Inflation is monetary; it has to do with the money supply growing at a different rate from real goods and services. The trouble is that non-inflation price changes are happening at the same time. These can be due to supply and demand shocks, changing tastes, seasonal patterns, and other factors. The CPI can’t tell how much of a price change is due to monetary inflation and how much is due to non-inflation factors like supply and demand. It just tracks price changes in a hypothetical basket of goods without asking what caused them.
Food and energy prices are notoriously volatile, which means that a lot of those changes have nothing to do with inflation. Grocery stores and gas stations change their prices every day. They can take enormous swings for reasons that have nothing to do with the money supply, such as Putin’s invasion of Ukraine or new regulations.
Taking food and energy out of the equation, as Core CPI and similar core inflation measures do, helps to keep the focus on inflation-related price increases. It isn’t perfect, because other goods are constantly subject to non-monetary price changes, too. But for those interested in tacking monetary inflation, core inflation is an improvement on the standard CPI.

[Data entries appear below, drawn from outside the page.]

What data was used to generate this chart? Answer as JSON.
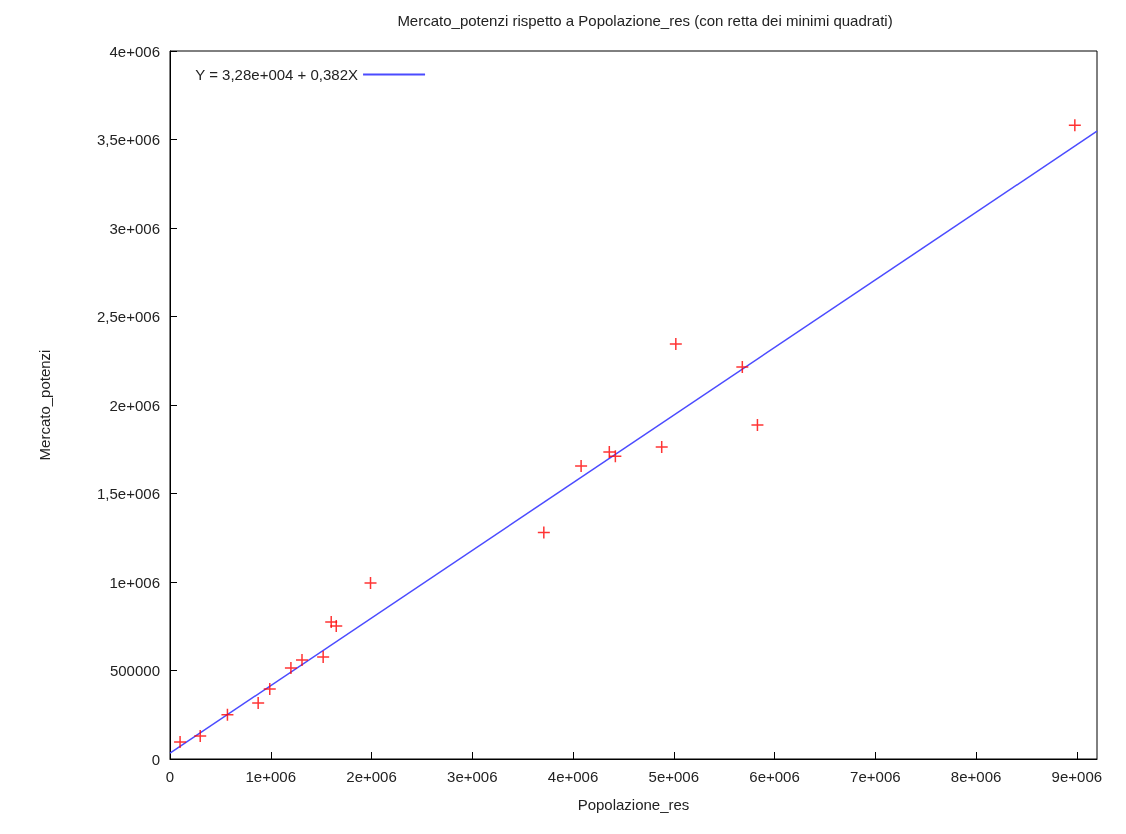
{
  "chart_data": {
    "type": "scatter",
    "title": "Mercato_potenzi rispetto a Popolazione_res (con retta dei minimi quadrati)",
    "xlabel": "Popolazione_res",
    "ylabel": "Mercato_potenzi",
    "xlim": [
      0,
      9200000
    ],
    "ylim": [
      0,
      4000000
    ],
    "xticks": [
      0,
      {
        "value": 1000000,
        "label": "1e+006"
      },
      {
        "value": 2000000,
        "label": "2e+006"
      },
      {
        "value": 3000000,
        "label": "3e+006"
      },
      {
        "value": 4000000,
        "label": "4e+006"
      },
      {
        "value": 5000000,
        "label": "5e+006"
      },
      {
        "value": 6000000,
        "label": "6e+006"
      },
      {
        "value": 7000000,
        "label": "7e+006"
      },
      {
        "value": 8000000,
        "label": "8e+006"
      },
      {
        "value": 9000000,
        "label": "9e+006"
      }
    ],
    "yticks": [
      0,
      500000,
      {
        "value": 1000000,
        "label": "1e+006"
      },
      {
        "value": 1500000,
        "label": "1,5e+006"
      },
      {
        "value": 2000000,
        "label": "2e+006"
      },
      {
        "value": 2500000,
        "label": "2,5e+006"
      },
      {
        "value": 3000000,
        "label": "3e+006"
      },
      {
        "value": 3500000,
        "label": "3,5e+006"
      },
      {
        "value": 4000000,
        "label": "4e+006"
      }
    ],
    "grid": false,
    "legend": "top left",
    "marker": "cross",
    "series": [
      {
        "color": "#ff0000",
        "x": [
          100000,
          300000,
          570000,
          875000,
          990000,
          1200000,
          1310000,
          1520000,
          1600000,
          1650000,
          1990000,
          3710000,
          4080000,
          4360000,
          4420000,
          4880000,
          5020000,
          5680000,
          5830000,
          8980000
        ],
        "values": [
          96000,
          130000,
          250000,
          316000,
          395000,
          514000,
          560000,
          576000,
          774000,
          751000,
          994000,
          1280000,
          1655000,
          1735000,
          1710000,
          1763000,
          2345000,
          2215000,
          1887000,
          3580000
        ]
      },
      {
        "type": "line",
        "name": "Y = 3,28e+004 + 0,382X",
        "color": "#4b4bff",
        "marker": "none",
        "x": [
          0,
          9200000
        ],
        "values": [
          33000,
          3547000
        ]
      }
    ]
  }
}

It’s possible that inflation is at or near its peak right now. There is a lag time of up to a year and a half between the Fed’s monetary moves and their taking effect throughout the economy. The Fed increased the money supply by nearly $5 trillion during the pandemic, which caused most of the inflation we’re seeing now. The Fed stopped its big bond buy in March, and in June will begin slightly selling bonds. It will take some time before that shows up in any data.
Time will tell, but given that lag, it is possible we’re at or past the very worst of the current inflation, though it likely won’t significantly ease up until well into next year. Core CPI and other core-style indicators will help to give a more accurate picture of that process as it happens than will the standard CPI headline number.